One of the most notable relics is Grand Luminous Scene, which is particularly good in duo or trio runs. It permanently increases your attack power for each Evergaol prisoner you defeat, marks treasure on the map, and gives you a Stonesword Key at the start of an expedition. The permanent attack scaling fits perfectly with Undertaker’s aggressive nature, as you are constantly encouraged to clear more content, free more prisoners, and snowball your damage.
Beyond that, she has several Undertaker-specific relic effects that are clearly intended to be the backbone of any serious build. One such effect increases her attack power whenever she activates her Ultimate Art. Since her passive constantly feeds her free ultimates during allied Arts, this turns your natural playstyle into a rolling damage buff. Another unique effect heals allies when she makes contact with them while her Ultimate is active, which gives you incidental team sustain every time you pass through them mid-Hex.
There is also a relic effect that boosts attack power when she lands the last hit of a chain attack. This interacts directly with Trance, since that skill already increases combo attack power and encourages you to complete strings rather than bailing out early. Finally, there is a unique effect that boosts her physical attacks while an assist effect from an incantation is active on herself. This ties her Faith scaling firmly into her physical output, encouraging you to weave in supportive incantations such as self-buffs before committing to melee bursts.
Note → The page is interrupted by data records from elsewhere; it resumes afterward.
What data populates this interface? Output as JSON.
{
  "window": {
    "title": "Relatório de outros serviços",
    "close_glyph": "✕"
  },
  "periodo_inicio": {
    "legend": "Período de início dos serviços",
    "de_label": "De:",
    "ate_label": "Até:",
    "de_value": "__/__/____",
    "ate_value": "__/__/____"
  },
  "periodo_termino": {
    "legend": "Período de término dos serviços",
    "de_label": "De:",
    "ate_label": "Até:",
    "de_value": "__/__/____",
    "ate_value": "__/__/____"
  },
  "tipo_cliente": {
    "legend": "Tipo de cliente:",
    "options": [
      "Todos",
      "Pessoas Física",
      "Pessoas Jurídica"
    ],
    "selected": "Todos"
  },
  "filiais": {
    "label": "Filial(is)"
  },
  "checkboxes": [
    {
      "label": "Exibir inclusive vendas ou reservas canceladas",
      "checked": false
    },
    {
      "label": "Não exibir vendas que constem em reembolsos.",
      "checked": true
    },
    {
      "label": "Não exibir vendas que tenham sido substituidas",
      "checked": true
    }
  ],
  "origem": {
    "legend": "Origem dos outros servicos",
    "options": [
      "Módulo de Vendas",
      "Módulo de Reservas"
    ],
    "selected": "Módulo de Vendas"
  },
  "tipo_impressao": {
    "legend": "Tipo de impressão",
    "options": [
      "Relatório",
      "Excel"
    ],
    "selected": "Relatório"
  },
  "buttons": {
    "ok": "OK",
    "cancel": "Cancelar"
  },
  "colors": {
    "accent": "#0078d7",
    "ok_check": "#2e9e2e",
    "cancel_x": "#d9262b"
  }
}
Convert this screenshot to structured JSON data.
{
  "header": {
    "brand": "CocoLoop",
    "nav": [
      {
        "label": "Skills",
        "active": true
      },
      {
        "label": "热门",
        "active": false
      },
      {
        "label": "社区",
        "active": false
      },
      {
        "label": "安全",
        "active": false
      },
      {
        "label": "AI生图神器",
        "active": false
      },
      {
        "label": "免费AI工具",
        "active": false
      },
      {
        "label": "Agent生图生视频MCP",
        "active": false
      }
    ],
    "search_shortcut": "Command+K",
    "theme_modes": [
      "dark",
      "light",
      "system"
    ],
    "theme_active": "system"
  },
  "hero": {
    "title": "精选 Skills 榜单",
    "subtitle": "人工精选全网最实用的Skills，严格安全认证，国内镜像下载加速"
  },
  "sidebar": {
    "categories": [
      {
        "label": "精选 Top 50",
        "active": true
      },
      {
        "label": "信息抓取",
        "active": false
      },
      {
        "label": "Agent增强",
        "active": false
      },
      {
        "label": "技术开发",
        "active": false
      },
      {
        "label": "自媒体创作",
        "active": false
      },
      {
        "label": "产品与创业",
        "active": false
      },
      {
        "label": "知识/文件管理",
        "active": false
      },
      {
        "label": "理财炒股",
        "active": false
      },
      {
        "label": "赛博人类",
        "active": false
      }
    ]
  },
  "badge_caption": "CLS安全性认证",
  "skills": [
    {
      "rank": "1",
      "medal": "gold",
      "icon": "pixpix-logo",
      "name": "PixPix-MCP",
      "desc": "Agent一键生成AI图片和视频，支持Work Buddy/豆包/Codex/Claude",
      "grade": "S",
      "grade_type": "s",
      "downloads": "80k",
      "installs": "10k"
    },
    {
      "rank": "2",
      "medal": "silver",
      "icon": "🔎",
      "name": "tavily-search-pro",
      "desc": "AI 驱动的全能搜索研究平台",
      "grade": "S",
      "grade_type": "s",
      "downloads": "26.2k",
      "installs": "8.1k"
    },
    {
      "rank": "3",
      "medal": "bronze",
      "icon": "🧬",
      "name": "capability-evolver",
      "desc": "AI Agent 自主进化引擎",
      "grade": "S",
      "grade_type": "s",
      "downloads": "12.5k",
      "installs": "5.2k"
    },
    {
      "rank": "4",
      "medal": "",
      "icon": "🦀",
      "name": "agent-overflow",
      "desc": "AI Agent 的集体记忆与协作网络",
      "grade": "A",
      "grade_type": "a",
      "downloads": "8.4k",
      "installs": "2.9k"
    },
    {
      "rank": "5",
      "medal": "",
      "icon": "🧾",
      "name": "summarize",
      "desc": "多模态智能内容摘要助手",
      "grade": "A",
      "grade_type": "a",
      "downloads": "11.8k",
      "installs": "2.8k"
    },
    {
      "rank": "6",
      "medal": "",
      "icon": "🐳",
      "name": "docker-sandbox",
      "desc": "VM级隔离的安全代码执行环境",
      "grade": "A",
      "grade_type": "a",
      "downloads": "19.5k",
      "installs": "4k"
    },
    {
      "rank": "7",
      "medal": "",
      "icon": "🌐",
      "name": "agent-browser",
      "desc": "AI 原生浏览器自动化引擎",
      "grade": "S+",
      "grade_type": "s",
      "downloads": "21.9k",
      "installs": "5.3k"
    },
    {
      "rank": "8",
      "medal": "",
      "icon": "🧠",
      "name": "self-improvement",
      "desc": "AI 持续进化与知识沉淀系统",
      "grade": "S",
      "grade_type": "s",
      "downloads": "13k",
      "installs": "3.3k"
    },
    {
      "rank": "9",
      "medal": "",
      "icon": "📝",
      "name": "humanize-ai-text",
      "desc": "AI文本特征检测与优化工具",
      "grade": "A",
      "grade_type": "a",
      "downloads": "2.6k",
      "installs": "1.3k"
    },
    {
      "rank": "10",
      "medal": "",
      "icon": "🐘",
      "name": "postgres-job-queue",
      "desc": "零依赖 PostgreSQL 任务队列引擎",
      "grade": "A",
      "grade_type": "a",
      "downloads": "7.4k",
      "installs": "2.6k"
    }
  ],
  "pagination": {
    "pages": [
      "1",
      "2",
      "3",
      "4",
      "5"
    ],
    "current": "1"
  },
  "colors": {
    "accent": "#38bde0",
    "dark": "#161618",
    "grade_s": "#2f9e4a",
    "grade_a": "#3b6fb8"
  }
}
The more general relic and passive recommendations follow the same logic. You want your starting armament to deal Holy or Lightning damage, as these elements scale with Faith and make full use of her dual scaling. You prioritize anything that improves hammer attack power, Holy or Lightning attack power, and physical attack power. You take Strength+3 and Faith+3 whenever possible, because pushing those stats is effectively pushing the entire character.
On top of that, reductions to character skill cooldown are extremely valuable, because more Trance uptime means more burst windows. Effects that add Holy to weapons, increase chain attack finisher damage, raise maximum stamina, and enhance incantations all further refine the way she wants to play: heavy, aggressive, and buffed.
Team Synergy and Best Partners
Undertaker does not need a perfectly tuned team to function, but certain Nightfarers help her reach a higher ceiling.
Scholar is an obvious partner. His entire identity is about supporting allies through Analyse and item management. With the right relics, he can both buff your attack and debuff enemies, allowing your Trance windows and Loathsome Hex casts to land even harder. His ability to spread healing and damage through Communion also fits well with Undertaker’s tendency to be in the thick of group fights.
Duchess unlocks some of Undertaker’s nastiest moments. Duchess’s Restage ability lets her replay the last few seconds of damage, which is often exactly the window where you drop a clean Loathsome Hex or a full Trance combo. If she times Restage right after you connect, the boss effectively eats that big hit twice. When you add in additional offensive Ultimates from characters like Wylder or Guardian, you get phases where multiple Arts stack on top of each other and health bars simply cannot keep up.
Raider is another strong option alongside Undertaker. Both Nightfarers excel at using big, heavy weapons to deal enormous chunks of damage. Together they can shred bosses quickly, but that kind of all-in melee pressure does come with risk. It is wise to bring at least one Nightfarer with a strong Ultimate for reviving or stabilizing, such as Revenant, Recluse, or Wylder. Those same Ultimates also feed Confluence, giving you more opportunities to unleash Loathsome Hex.
Undertaker is built for players who are comfortable committing. She does not hide behind shields, and she does not slowly chip away from a distance. Her A scaling in Strength and Faith, her hammer focus, her Trance bursts, and the way Confluence interacts with team Ultimates all pull in the same direction: step in, hit hard, and do it again before the enemy can recover.